Le noyau du lit du stria terminal fait partie d'une structure à bandes plus grande dans le cerveau appelé Stria terminalis
Une structure cérébrale qui semble influencer la consommation alimentaire pourrait un jour être ciblée pour améliorer les interventions de perte de poids ou de gain.
Des études ont montré que l'activation des neurones de cette structure, appelée noyau de lit de Stria terminalis (BNST) – située autour du centre du cerveau et de la taille d'une graine de tournesol chez les personnes – augmente l'apport alimentaire chez la souris. Mais on ne savait pas si le goût influence son activité.
Pour en savoir plus sur sa fonction, Charles Zuker à l'Université Columbia à New York et ses collègues ont d'abord imaginé le cerveau des souris pendant qu'ils buvaient de l'eau aromatisée avec l'un des cinq goûts de base – sucré, amer, aigre, salé et umami. Les chercheurs avaient précédemment lié à profiter des goûts sucrés à l'activité dans une région appelée amygdale, et y ont maintenant identifié des neurones qui ne sont activés qu'en réponse à l'eau douce.
Ces neurones ont ensuite activé d'autres dans le BNST, parfois appelé «amygdale étendue». Il s'agit de la première preuve que cette structure reçoit des signaux de goût, explique Haijiang Cai à l'Université de l'Arizona, qui n'a pas été impliqué dans l'étude.
Les chercheurs ont ensuite voulu comprendre si ces neurones BNST activés influencent la consommation alimentaire, de sorte qu'ils ont génétiquement conçu les cellules afin qu'elles ne se soient pas activées lorsque la souris a goûté à l'eau douce. Plus de 10 minutes, ces souris ont bu beaucoup moins que celles normales, ce qui suggère que l'activation des neurones BNST améliore la consommation de goûts sucrés.
Mais les chercheurs ont également constaté que cette activation artificielle a incité des souris à consommer plus d'eau de tout goût, notamment si elle n'était pas savourée, salée ou amère, malgré eux évitant généralement ce dernier goût.

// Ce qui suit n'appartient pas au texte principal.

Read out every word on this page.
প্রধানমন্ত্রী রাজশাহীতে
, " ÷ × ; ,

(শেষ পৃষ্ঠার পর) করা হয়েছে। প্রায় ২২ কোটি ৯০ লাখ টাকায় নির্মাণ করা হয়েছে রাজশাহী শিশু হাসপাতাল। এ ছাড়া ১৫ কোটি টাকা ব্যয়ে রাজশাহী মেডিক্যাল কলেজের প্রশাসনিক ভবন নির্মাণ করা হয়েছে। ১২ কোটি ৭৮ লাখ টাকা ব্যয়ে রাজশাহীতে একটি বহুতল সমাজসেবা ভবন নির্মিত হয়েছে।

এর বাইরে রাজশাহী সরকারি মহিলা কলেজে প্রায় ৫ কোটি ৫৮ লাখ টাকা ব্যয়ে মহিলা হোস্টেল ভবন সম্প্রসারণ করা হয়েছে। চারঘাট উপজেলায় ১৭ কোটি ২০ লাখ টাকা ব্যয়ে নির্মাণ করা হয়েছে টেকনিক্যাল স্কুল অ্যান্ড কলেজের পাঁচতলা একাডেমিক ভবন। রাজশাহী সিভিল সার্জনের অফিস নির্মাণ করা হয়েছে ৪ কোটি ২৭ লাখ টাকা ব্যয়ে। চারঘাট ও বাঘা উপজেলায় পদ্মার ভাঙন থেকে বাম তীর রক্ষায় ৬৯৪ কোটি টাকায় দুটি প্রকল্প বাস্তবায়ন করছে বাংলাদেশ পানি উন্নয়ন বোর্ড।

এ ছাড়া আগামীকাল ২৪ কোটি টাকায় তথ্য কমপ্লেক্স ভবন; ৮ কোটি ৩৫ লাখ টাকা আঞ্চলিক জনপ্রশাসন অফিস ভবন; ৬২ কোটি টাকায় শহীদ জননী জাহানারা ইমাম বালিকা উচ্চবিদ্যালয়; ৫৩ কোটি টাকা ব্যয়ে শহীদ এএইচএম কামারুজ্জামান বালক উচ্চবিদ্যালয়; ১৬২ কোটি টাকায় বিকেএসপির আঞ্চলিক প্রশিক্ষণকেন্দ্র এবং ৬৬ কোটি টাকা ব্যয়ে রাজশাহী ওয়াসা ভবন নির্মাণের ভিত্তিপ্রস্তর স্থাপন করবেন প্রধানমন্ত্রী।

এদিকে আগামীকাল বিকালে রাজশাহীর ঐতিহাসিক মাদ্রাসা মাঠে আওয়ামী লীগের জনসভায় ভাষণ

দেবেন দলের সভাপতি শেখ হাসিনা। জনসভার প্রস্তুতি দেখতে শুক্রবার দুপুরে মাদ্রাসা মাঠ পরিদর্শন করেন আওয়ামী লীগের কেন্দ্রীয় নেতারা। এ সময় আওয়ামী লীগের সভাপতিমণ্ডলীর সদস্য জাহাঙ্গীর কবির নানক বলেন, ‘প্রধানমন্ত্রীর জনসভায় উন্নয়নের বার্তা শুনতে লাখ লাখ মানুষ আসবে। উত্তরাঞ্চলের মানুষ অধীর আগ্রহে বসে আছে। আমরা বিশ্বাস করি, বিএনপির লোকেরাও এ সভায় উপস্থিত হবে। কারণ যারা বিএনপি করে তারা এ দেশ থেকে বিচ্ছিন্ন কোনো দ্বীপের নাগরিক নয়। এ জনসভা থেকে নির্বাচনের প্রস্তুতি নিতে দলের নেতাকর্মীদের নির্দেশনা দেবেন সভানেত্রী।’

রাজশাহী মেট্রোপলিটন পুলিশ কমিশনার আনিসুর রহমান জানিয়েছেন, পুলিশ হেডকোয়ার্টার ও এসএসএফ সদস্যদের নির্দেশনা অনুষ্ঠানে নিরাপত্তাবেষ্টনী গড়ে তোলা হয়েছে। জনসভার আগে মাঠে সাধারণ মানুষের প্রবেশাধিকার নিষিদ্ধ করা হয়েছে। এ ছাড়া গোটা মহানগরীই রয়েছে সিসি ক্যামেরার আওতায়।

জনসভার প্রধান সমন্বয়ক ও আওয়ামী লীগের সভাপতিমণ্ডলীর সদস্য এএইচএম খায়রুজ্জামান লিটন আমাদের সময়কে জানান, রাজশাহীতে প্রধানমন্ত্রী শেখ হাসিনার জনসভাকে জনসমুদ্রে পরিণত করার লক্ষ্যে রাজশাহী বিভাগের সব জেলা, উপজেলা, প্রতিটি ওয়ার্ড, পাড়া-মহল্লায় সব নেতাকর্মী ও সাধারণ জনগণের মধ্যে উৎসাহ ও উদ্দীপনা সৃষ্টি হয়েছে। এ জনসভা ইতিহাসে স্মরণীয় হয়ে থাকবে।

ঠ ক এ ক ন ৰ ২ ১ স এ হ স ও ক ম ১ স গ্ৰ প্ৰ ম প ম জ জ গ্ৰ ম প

Dans d'autres expériences, l'équipe a constaté que les neurones sensiblement plus de BNST étaient activés par des signaux sucrés et salés chez des souris affamées ou appauvries, respectivement, par rapport à celles qui ont été nourries jusqu'à ce qu'elles soient pleines ou avaient des niveaux de sel normaux. Cela suggère que le BNST intègre des signaux de faim et de déplétion des nutriments, en plus du goût, pour déterminer l'apport alimentaire, explique Cai.
Les résultats sont très pertinents pour les gens, car notre BNST est très similaire à celui de la souris, explique Cai. Ils suggèrent que le développement de médicaments qui activent les neurones BNST pourraient potentiellement aider à encourager l'alimentation chez les personnes ayant une perte grave d'appétit, comme celles subissant un traitement contre le cancer, dit-il.
Cependant, plus d'une douzaine de voies cérébrales ont été liées à l'apport alimentaire, explique CAI, et certains d'entre eux peuvent compenser tout changement prolongé lié au médicament dans l'activité BNST, donc cibler simultanément plusieurs circuits d'alimentation sera probablement nécessaire, dit-il.
L'étude pourrait également nous aider à obtenir de meilleurs résultats avec des traitements de perte de poids, tels que le sémaglutide de médicament GLP-1. Ceux-ci peuvent se lier aux neurones du BNST, donc une meilleure compréhension de la façon dont elle modifie la consommation alimentaire pourrait nous aider à acquérir une image plus claire du fonctionnement de ces médicaments et de la façon de les rendre plus efficaces chez les personnes ayant une mauvaise réponse, explique Sarah Stern au Max Planck Florida Institute for Neuroscience.